Truva atı, bu kez, mandacılık olarak karşımıza çıktı. Güçsüzlük, takatsizlik, yetersizlik ruhiyatı olarak içimize sindi. Bu sahte maske bilincimizi o kadar köreltmiştir ki, Afrika’da, uzak Asya’da, Sibirya’da Amerika kıtasında açılan Türk okullarını göremiyoruz. Avrupa’da yakılma pahasına varoluşunu sebatla sürdüren Türkleri, Arapları fark etmiyoruz. Gönüllü Türk kuruluşlarının Endonezya’da, Pakistan’da, Afrika’da mazlum, mahzun, miskin ve yoksul insanlara ulaştırdığı sağlık, gıda, barınma yardımını kendimiz için bir güven kaynağı olarak algılamıyoruz. Filistinlilerin ölümüne süren bir yüzyıllık direnişinin ne kadar onurlu bir misal olduğunu fark edemiyoruz. Bu Truva atı heyulası hala aramızda dolaşmaktadır. Gölgesi gölgemize karışmıştır. Ayıklayamıyoruz. Her gün yeni bir söylem ve fikirle bizi aldatmaya devam ediyor.

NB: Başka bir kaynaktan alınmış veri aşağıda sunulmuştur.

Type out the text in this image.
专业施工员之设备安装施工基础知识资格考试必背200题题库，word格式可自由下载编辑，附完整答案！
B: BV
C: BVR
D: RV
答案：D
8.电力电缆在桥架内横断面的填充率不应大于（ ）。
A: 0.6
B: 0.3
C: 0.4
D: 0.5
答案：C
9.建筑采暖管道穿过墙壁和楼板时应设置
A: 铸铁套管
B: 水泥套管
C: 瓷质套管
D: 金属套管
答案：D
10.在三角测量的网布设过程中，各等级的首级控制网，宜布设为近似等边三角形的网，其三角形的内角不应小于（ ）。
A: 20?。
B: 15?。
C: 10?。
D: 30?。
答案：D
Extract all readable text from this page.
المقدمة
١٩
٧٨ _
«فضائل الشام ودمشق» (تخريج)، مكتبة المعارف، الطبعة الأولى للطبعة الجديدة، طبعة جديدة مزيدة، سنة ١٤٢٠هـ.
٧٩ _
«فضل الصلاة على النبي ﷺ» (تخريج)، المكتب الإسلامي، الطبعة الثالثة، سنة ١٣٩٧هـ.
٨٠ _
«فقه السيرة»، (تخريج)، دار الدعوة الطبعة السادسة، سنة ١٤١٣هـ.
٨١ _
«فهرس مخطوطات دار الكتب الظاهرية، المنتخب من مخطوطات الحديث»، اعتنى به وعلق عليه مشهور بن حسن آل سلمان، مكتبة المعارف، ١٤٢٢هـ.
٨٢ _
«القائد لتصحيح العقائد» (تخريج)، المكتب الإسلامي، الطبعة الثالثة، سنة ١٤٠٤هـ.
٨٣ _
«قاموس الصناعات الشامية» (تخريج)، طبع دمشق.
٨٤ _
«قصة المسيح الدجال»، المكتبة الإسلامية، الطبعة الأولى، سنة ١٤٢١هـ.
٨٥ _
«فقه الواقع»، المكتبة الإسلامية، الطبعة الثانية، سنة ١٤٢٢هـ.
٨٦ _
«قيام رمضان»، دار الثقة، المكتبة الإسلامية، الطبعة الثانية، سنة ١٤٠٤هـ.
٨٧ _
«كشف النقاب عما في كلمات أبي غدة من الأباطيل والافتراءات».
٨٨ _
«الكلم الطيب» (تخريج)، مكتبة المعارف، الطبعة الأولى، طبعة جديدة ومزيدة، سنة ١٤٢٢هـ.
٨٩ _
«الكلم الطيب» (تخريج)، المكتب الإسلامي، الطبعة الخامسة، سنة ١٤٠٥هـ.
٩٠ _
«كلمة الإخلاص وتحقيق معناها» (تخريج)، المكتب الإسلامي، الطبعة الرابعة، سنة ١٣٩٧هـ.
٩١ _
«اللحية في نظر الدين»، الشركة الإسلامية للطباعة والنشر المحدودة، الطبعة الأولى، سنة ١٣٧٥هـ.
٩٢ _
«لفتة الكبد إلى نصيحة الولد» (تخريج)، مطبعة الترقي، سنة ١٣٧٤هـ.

Ama çok şükür, Çanakkale’de dökülen kan hemen sonra Türk İstiklal Savaşı oldu. Anadolu’da Mustafa Kemal oldu, Kazım Karabekir, Fevzi Çakmak, Sarıklı mücahit ve Mehmetçik oldu. Kahraman Maraş’ta Sütçü İmam, Erzurum’da Nene Hatun ve Gaziantep’te Şahin oldu. Bitmedi, tükenmedi. Pakistan’da Cinnah ve İkbal olarak doğdu. Çanakkale’de atalarımızın döktüğü kan şimdi Azerbaycan’da, Irak’ta, Çeçenistan’da, Gazze’de, Filistin’de, Bosna’da, Afganistan’da, Afrika’da direniş oldu. Mücahit oldu. Truva atı olarak gölgesi üstümüzde dolaşan emperyalizme karşı hilal oldu, yıldız oldu. Bu savaşın şehitlerini, gazilerini rahmetle hatırlıyor. Onların hatırasını yaşatma inancını benden eksik etmemesini, yüce Rabbimden diliyorum.